Marie-Agnès Peyron : « Il faut apprendre à nos enfants à bien mâcher »

Par Collectif LaNutrition.fr - Journalistes scientifiques et diététiciennes Publié le 12/05/2009 Mis à jour le 10/03/2017
Spécialiste de la mastication, Marie-Agnès Peyron est chercheur à l’INRA de Clermont-Ferrand. LaNutrition.fr l’a interrogée sur les liens entre la mastication et la santé.

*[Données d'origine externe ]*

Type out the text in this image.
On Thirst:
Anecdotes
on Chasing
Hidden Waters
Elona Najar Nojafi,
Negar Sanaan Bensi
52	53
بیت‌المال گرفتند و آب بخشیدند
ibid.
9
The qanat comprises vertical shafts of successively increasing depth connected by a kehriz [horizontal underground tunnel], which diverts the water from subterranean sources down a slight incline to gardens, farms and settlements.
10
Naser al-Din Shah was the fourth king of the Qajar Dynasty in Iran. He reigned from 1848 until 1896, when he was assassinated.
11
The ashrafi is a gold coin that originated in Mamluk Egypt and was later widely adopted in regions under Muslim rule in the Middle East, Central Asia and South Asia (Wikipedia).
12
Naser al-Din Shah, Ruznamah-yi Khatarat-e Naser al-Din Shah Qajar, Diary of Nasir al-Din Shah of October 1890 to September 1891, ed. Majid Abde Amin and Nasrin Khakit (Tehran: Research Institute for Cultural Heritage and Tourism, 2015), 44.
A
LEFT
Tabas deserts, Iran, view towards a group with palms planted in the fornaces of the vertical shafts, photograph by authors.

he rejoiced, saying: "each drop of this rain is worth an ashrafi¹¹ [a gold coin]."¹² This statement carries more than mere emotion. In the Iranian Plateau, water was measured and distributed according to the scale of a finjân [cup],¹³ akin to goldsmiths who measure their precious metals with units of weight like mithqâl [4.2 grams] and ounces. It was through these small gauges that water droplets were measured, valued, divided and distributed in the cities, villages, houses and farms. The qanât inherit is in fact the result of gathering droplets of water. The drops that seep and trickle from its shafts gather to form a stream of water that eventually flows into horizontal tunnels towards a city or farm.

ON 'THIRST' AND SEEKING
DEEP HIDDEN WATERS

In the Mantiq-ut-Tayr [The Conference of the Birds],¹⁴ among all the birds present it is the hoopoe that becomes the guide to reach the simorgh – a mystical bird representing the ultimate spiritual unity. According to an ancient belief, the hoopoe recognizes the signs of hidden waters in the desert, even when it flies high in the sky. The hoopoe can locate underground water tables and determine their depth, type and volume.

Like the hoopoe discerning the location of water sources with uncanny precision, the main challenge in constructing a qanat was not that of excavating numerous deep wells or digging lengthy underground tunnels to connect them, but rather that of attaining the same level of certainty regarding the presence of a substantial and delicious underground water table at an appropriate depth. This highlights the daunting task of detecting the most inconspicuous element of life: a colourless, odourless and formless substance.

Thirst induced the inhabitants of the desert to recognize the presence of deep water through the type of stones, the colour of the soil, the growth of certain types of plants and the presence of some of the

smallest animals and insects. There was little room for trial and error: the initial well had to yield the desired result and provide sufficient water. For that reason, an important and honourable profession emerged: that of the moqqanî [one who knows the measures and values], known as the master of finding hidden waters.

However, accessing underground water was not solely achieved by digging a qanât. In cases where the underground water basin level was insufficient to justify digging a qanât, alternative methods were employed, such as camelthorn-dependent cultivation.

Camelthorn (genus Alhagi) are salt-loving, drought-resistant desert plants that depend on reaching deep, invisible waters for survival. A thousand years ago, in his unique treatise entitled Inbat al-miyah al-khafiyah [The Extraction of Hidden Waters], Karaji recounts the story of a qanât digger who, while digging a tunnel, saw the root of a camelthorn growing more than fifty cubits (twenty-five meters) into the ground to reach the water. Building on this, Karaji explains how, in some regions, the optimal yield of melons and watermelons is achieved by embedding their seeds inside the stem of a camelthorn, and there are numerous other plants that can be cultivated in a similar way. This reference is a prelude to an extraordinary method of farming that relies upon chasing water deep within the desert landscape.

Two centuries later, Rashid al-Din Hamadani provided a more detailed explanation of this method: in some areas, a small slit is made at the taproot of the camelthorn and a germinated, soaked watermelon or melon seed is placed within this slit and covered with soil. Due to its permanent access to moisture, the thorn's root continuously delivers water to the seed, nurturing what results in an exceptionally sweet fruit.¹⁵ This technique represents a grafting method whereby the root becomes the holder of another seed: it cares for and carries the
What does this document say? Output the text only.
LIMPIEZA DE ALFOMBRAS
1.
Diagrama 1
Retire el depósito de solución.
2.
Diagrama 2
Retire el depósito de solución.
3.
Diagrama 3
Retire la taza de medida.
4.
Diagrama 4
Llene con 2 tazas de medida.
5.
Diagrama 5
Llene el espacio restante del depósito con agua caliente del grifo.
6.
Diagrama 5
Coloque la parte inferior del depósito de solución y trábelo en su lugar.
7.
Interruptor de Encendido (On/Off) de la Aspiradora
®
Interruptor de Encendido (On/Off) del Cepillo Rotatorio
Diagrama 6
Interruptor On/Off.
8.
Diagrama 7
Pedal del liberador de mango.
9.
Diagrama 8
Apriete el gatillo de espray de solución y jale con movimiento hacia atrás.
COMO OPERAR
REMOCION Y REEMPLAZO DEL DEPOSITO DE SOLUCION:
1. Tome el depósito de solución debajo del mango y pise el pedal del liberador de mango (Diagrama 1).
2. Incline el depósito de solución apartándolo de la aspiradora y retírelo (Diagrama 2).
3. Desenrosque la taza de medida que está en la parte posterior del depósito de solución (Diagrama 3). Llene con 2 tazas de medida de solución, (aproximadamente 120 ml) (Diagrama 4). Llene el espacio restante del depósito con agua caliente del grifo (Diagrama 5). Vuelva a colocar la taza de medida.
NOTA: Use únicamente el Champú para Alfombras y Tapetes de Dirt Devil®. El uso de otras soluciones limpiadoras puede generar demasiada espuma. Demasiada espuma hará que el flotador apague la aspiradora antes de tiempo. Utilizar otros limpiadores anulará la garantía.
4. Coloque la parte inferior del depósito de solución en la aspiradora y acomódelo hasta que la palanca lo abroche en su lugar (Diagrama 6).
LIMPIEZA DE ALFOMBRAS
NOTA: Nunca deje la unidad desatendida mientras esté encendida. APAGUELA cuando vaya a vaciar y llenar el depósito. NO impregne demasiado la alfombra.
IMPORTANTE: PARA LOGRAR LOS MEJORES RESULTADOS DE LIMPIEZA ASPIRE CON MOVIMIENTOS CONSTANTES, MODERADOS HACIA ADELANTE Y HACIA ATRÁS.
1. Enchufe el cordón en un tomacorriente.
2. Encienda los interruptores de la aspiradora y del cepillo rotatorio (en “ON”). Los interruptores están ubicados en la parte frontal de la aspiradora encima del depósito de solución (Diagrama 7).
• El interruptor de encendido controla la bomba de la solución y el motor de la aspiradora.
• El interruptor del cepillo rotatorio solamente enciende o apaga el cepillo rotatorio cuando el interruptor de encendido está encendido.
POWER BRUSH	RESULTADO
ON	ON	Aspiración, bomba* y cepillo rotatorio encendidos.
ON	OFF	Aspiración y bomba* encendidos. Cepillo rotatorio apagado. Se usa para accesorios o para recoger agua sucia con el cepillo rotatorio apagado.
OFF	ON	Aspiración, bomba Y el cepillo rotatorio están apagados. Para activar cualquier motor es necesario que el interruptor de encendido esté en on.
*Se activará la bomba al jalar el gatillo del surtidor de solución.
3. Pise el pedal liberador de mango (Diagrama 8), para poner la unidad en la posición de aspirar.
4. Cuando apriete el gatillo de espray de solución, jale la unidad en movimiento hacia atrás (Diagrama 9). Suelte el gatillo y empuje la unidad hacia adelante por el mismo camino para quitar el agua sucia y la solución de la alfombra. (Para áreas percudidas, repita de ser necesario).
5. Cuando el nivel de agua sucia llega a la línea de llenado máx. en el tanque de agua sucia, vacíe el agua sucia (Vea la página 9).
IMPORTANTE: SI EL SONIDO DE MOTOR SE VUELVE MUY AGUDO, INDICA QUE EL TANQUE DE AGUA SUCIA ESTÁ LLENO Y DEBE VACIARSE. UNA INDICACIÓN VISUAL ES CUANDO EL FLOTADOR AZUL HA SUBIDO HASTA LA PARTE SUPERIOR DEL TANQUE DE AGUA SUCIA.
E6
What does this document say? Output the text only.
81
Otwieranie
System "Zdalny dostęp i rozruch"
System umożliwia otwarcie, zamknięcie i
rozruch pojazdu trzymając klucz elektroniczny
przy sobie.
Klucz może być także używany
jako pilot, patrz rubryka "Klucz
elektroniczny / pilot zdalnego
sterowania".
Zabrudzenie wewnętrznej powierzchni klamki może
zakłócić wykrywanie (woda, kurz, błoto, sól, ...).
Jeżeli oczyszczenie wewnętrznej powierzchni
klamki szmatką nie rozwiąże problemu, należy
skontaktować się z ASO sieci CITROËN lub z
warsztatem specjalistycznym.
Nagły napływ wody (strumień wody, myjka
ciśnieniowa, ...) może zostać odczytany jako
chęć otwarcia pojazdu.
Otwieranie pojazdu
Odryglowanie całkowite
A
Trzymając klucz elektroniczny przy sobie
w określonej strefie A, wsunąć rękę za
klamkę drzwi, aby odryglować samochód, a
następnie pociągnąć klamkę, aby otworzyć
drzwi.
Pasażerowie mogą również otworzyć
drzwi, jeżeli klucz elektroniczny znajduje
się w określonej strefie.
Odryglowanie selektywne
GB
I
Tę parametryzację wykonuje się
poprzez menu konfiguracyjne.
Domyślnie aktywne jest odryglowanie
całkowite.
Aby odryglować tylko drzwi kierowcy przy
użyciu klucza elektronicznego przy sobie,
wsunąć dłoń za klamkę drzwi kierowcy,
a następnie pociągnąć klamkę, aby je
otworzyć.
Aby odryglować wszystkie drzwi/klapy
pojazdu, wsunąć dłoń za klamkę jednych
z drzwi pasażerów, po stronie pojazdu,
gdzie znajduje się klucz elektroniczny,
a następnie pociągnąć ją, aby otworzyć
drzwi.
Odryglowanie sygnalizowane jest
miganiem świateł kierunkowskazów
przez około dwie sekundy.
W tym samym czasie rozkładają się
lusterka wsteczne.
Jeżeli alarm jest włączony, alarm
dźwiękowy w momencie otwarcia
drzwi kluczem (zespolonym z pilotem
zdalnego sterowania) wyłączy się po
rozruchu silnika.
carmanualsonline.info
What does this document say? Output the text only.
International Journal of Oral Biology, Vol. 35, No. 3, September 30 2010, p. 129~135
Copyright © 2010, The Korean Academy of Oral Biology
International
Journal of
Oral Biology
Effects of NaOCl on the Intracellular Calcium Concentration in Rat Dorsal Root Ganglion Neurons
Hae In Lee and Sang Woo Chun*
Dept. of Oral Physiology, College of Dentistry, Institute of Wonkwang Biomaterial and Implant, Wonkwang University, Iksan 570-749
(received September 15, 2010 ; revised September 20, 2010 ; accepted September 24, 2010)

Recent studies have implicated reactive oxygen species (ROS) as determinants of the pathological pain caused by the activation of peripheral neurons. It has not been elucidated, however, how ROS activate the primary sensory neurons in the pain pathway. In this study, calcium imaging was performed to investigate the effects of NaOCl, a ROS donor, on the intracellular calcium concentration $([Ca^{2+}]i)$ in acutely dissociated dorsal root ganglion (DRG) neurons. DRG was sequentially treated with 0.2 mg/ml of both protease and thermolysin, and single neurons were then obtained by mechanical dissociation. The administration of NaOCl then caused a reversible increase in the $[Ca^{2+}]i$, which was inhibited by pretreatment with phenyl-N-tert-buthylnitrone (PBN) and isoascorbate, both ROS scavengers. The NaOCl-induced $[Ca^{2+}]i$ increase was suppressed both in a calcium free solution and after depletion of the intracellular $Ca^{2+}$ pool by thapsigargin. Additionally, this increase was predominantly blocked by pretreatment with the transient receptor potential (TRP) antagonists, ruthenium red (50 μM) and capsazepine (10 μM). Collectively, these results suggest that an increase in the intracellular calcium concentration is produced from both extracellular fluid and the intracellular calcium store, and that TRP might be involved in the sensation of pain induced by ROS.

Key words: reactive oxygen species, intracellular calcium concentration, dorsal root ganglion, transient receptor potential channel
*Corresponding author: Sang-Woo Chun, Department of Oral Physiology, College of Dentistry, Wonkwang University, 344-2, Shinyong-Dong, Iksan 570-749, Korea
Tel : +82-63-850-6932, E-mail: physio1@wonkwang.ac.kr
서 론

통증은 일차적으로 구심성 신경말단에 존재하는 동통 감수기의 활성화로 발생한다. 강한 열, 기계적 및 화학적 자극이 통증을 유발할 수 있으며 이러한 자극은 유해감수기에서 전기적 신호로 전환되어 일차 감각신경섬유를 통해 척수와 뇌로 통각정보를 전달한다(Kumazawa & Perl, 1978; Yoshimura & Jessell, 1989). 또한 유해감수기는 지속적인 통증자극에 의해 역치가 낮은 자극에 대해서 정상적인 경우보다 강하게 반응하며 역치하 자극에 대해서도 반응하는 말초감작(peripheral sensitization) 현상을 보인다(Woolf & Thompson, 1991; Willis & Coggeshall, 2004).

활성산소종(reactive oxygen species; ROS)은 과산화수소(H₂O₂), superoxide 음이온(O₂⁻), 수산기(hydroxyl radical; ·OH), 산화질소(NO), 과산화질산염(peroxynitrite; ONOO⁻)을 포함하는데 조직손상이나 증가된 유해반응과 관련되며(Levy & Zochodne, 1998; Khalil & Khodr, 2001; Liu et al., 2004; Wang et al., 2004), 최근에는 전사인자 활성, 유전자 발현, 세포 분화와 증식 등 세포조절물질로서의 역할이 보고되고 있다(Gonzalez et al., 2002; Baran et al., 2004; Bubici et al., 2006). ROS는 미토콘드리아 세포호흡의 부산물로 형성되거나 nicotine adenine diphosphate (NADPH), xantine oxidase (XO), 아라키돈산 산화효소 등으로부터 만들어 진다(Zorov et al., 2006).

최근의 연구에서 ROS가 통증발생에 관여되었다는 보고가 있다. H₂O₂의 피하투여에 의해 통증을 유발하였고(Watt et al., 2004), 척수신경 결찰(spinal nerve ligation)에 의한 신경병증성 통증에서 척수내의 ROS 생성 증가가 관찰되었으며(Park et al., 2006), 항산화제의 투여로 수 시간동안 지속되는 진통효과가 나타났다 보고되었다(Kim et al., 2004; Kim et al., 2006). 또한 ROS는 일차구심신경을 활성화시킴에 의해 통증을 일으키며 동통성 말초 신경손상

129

LaNutrition.fr : Quel est le rôle de la mastication ?

Marie-Agnès Peyron : La mastication a pour objectif de préparer l’aliment à être avalé pour qu’il soit digéré. Cela comporte plusieurs aspects : tout d’abord, l’aliment doit être scindé en morceaux plus petits que ce qui a été mis dans la bouche pour que l’ensemble puisse être avalé sans douleur. En outre, certains aliments glucidiques comme le pain subissent déjà une digestion lors de la mastication. L’amidon qui y est contenu est presque à moitié digéré si sa mastication est correcte ; c’est ce qui donne un petit goût sucré au morceau de pain que l’on mâche longuement. Enfin, lorsque l’aliment est dans la bouche, ses différentes caractéristiques (goût, température, texture, composition…) sont analysées et transmises au cerveau qui prépare le tube digestif à l’arrivée de cet aliment pour permettre une bonne assimilation (même la salive est adaptée à la composition de l’aliment qui est mastiqué).


Cela signifie que la mastication a un impact sur notre santé ?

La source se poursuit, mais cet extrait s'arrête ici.